Miguel Angel de Frutos, chief technology officer of Madrid-based UAV Navigation, recently told Inside Unmanned Systems about an evaluation of its VECTOR advanced autopilot that sounded like an episode from Mad Magazine’s “Spy vs. Spy.” Replying to a client request, his company carried out robustness tests of an ALPHA 800 rotary-wing platform from Spanish counterpart Alpha Unmanned Systems. As de Frutos recounted it, the software pitted Vector’s flight control solutions, algorithms and Altitude Heading Reference System (AHRS) against another company’s anti-drone jamming guns. The venue was UAV Navigation’s own airfield near the Spanish capital, where the company’s experimental license allows this type of test.
“It was so funny,” de Frutos recalled. “Alpha hired a company that was providing anti-drone guns. He [the gun representative] was so happy because he thought he would be able to crash the unit in a few seconds. He had several different models of different guns, with different powers.
“We started flying and we executed a square pattern with the helicopter, from four different waypoints. At one of the waypoints, the guy on the team was ready with one anti-drone gun. He started with a smaller one—the signal was not high enough to produce any effect. There was an alarm, but we keep flying. They tried with a different model, and a different model, and at the end of the test, they used all the guns. And our system at that point, just reacted, and worked.
“We didn’t see any effect, so we put the helicopter in a lower altitude—20-25 meters—just to be sure that the signal from the anti-drone gun [would have a chance]. At that point, we decide to hover just in front, and they used them all. Under this amount of high power, the system autonomously recognized we were under attack so it raised the alarm to warn the operator and the helicopter continued flying, with just a small drift in navigation.”
How it Works
UAV Navigation combines a “private” ICD (Interface Control Document) with advanced estimation logics to prevent, analyze and detect interference or systems failure. The incorporated ICD and the interface algorithms resist interception by analyzing GNSS signals for anomalies, and by protecting radio links to allow a vehicle to fly even if the GPS falls to jamming. The company prides itself on sourcing high-quality IMU’s (Inertial Measurement Units) and calibrating them to its systems. Hardware is independently certified to electromagnetic interference (MIL-STD-461F) and environment stress (MIL-STD-810F) standards.

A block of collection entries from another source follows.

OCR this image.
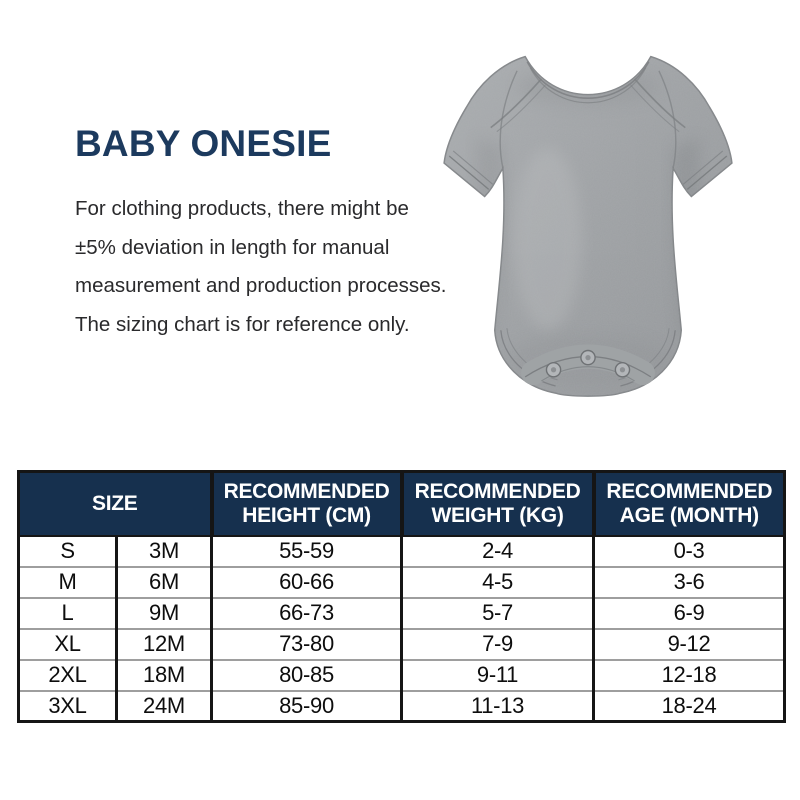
BABY ONESIE
For clothing products, there might be
±5% deviation in length for manual
measurement and production processes.
The sizing chart is for reference only.
SIZE		RECOMMENDED HEIGHT (CM)	RECOMMENDED WEIGHT (KG)	RECOMMENDED AGE (MONTH)
S	3M	55-59	2-4	0-3
M	6M	60-66	4-5	3-6
L	9M	66-73	5-7	6-9
XL	12M	73-80	7-9	9-12
2XL	18M	80-85	9-11	12-18
3XL	24M	85-90	11-13	18-24
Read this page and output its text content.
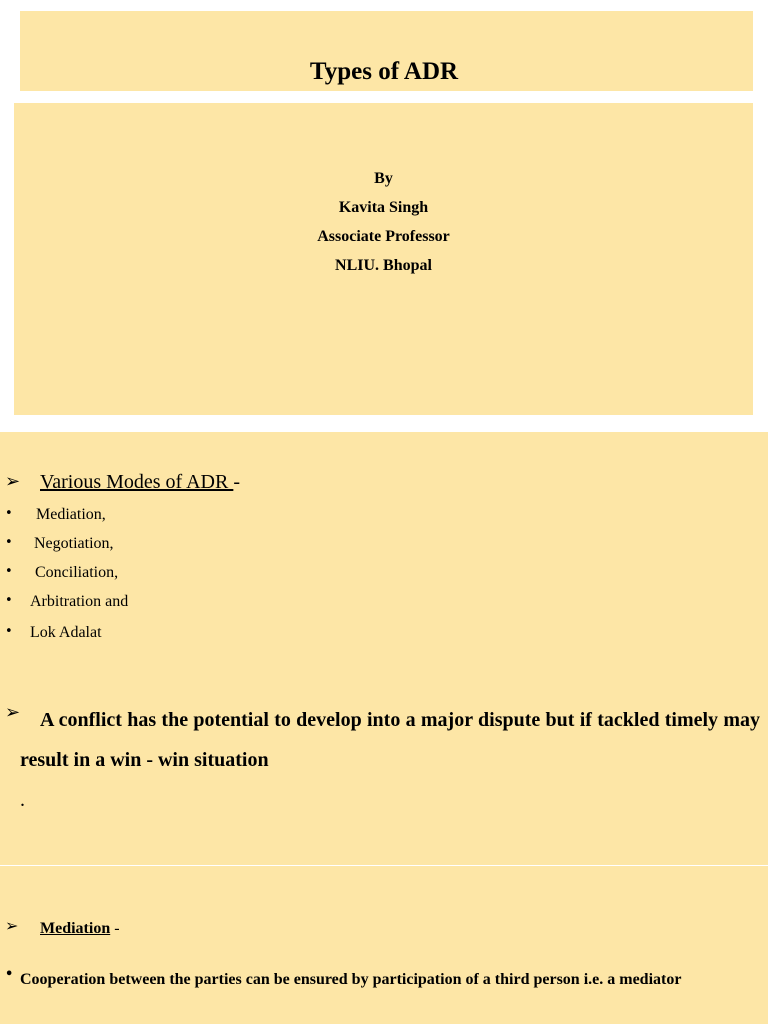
Types of ADR
By
Kavita Singh
Associate Professor
NLIU. Bhopal
➢ Various Modes of ADR -
• Mediation,
• Negotiation,
• Conciliation,
• Arbitration and
• Lok Adalat
➢ A conflict has the potential to develop into a major dispute but if tackled timely may result in a win - win situation.
➢ Mediation -
• Cooperation between the parties can be ensured by participation of a third person i.e. a mediator
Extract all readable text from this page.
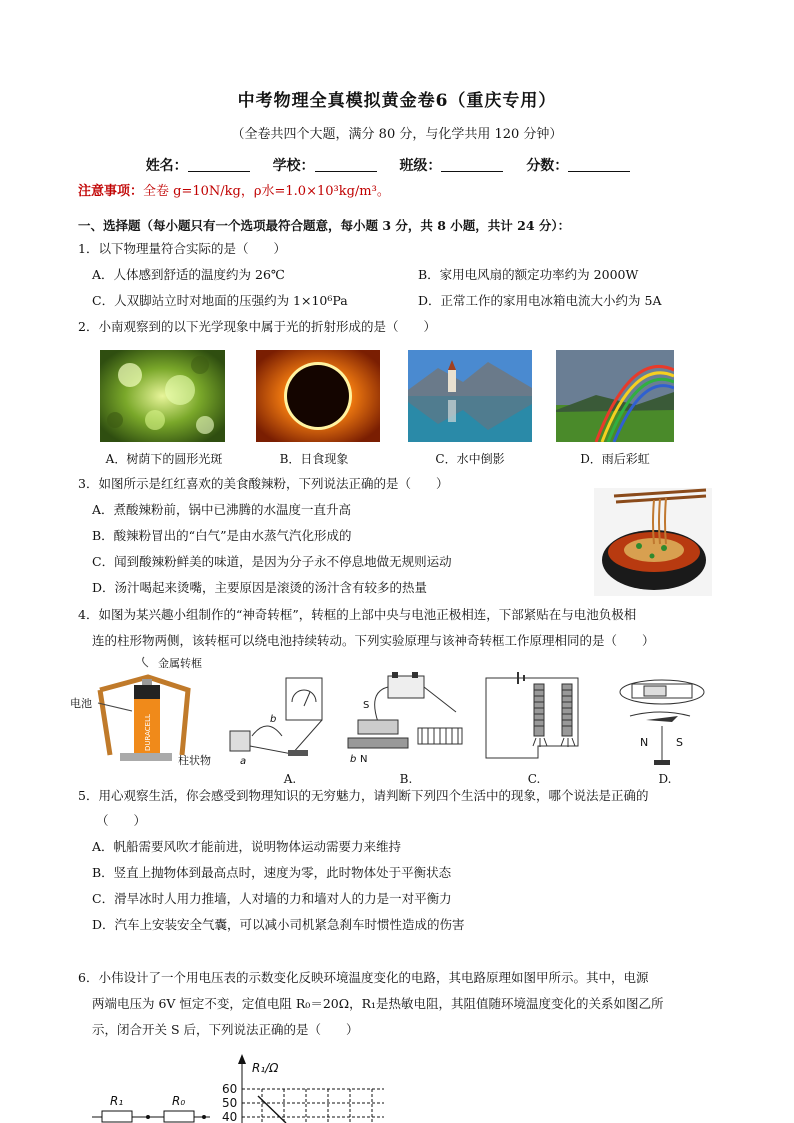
中考物理全真模拟黄金卷6（重庆专用）
（全卷共四个大题，满分 80 分，与化学共用 120 分钟）
姓名：	学校：	班级：	分数：
注意事项：全卷 g=10N/kg，ρ水=1.0×10³kg/m³。
一、选择题（每小题只有一个选项最符合题意，每小题 3 分，共 8 小题，共计 24 分）：
1．以下物理量符合实际的是（　　）
A．人体感到舒适的温度约为 26℃	B．家用电风扇的额定功率约为 2000W
C．人双脚站立时对地面的压强约为 1×10⁶Pa	D．正常工作的家用电冰箱电流大小约为 5A
2．小南观察到的以下光学现象中属于光的折射形成的是（　　）
A．树荫下的圆形光斑	B．日食现象	C．水中倒影	D．雨后彩虹
3．如图所示是红红喜欢的美食酸辣粉，下列说法正确的是（　　）
A．煮酸辣粉前，锅中已沸腾的水温度一直升高
B．酸辣粉冒出的“白气”是由水蒸气汽化形成的
C．闻到酸辣粉鲜美的味道，是因为分子永不停息地做无规则运动
D．汤汁喝起来烫嘴，主要原因是滚烫的汤汁含有较多的热量
4．如图为某兴趣小组制作的“神奇转框”，转框的上部中央与电池正极相连，下部紧贴在与电池负极相
连的柱形物两侧，该转框可以绕电池持续转动。下列实验原理与该神奇转框工作原理相同的是（　　）
金属转框
DURACELL
电池
柱状物
b
a
S
b N
N	S
A.	B.	C.	D.
5．用心观察生活，你会感受到物理知识的无穷魅力，请判断下列四个生活中的现象，哪个说法是正确的
（　　）
A．帆船需要风吹才能前进，说明物体运动需要力来维持
B．竖直上抛物体到最高点时，速度为零，此时物体处于平衡状态
C．滑旱冰时人用力推墙，人对墙的力和墙对人的力是一对平衡力
D．汽车上安装安全气囊，可以减小司机紧急刹车时惯性造成的伤害
6．小伟设计了一个用电压表的示数变化反映环境温度变化的电路，其电路原理如图甲所示。其中，电源
两端电压为 6V 恒定不变，定值电阻 R₀＝20Ω，R₁是热敏电阻，其阻值随环境温度变化的关系如图乙所
示，闭合开关 S 后，下列说法正确的是（　　）
R₁	R₀
R₁/Ω
60
50
40
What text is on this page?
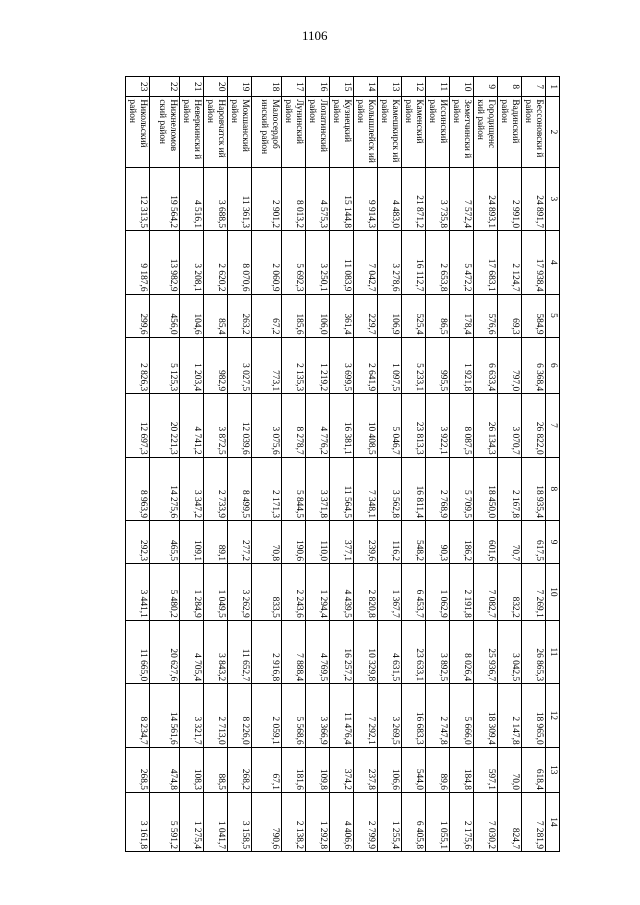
1106
1	2	3	4	5	6	7	8	9	10	11	12	13	14
7	Бессоновски й район	24 891,7	17 938,4	584,9	6 368,4	26 822,0	18 935,4	617,5	7 269,1	26 865,3	18 965,0	618,4	7 281,9
8	Вадинский район	2 991,0	2 124,7	69,3	797,0	3 070,7	2 167,8	70,7	832,2	3 042,5	2 147,8	70,0	824,7
9	Городищенс кий район	24 893,1	17 683,1	576,6	6 633,4	26 134,3	18 450,0	601,6	7 082,7	25 936,7	18 309,4	597,1	7 030,2
10	Земетчински й район	7 572,4	5 472,2	178,4	1 921,8	8 087,5	5 709,5	186,2	2 191,8	8 026,4	5 666,0	184,8	2 175,6
11	Иссинский район	3 735,8	2 653,8	86,5	995,5	3 922,1	2 768,9	90,3	1 062,9	3 892,5	2 747,8	89,6	1 055,1
12	Каменский район	21 871,2	16 112,7	525,4	5 233,1	23 813,3	16 811,4	548,2	6 453,7	23 633,1	16 683,3	544,0	6 405,8
13	Камешкирск ий район	4 483,0	3 278,6	106,9	1 097,5	5 046,7	3 562,8	116,2	1 367,7	4 631,5	3 269,5	106,6	1 255,4
14	Колышлейск ий район	9 914,3	7 042,7	229,7	2 641,9	10 408,5	7 348,1	239,6	2 820,8	10 329,8	7 292,1	237,8	2 799,9
15	Кузнецкий район	15 144,8	11 083,9	361,4	3 699,5	16 381,1	11 564,5	377,1	4 439,5	16 257,2	11 476,4	374,2	4 406,6
16	Лопатинский район	4 575,3	3 250,1	106,0	1 219,2	4 776,2	3 371,8	110,0	1 294,4	4 769,5	3 366,9	109,8	1 292,8
17	Лунинский район	8 013,2	5 692,3	185,6	2 135,3	8 278,7	5 844,5	190,6	2 243,6	7 888,4	5 568,6	181,6	2 138,2
18	Малосердоб инский район	2 901,2	2 060,9	67,2	773,1	3 075,6	2 171,3	70,8	833,5	2 916,8	2 059,1	67,1	790,6
19	Мокшанский район	11 361,3	8 070,6	263,2	3 027,5	12 039,6	8 499,5	277,2	3 262,9	11 652,7	8 226,0	268,2	3 158,5
20	Наровчатск ий район	3 688,5	2 620,2	85,4	982,9	3 872,5	2 733,9	89,1	1 049,5	3 843,2	2 713,0	88,5	1 041,7
21	Неверкински й район	4 516,1	3 208,1	104,6	1 203,4	4 741,2	3 347,2	109,1	1 284,9	4 705,4	3 321,7	108,3	1 275,4
22	Нижнеломов ский район	19 564,2	13 982,9	456,0	5 125,3	20 221,3	14 275,6	465,5	5 480,2	20 627,6	14 561,6	474,8	5 591,2
23	Никольский район	12 313,5	9 187,6	299,6	2 826,3	12 697,3	8 963,9	292,3	3 441,1	11 665,0	8 234,7	268,5	3 161,8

UAV Navigation is developing what de Frutos describes as “a new product we call MCC—Mission Control Computer. With a Mission Control Computer, customers develop their own logics. For us, the Vector is a Flight Control Computer; however, some of our biggest customers want to modify specific logics. So, the MCC is like having all the elements from the Vector, with all we have learned from it, and they can develop their own logics.
“We think this technology has a future,” he continued. “First of all, the customer is able to modify or to add its own value, and also because of certification. Certification is the future of our sector. If you have a system that is certified, you cannot modify it. We can present them a certified FCC with all the critical safety-level features in one box—they just need to proof the MCC side.”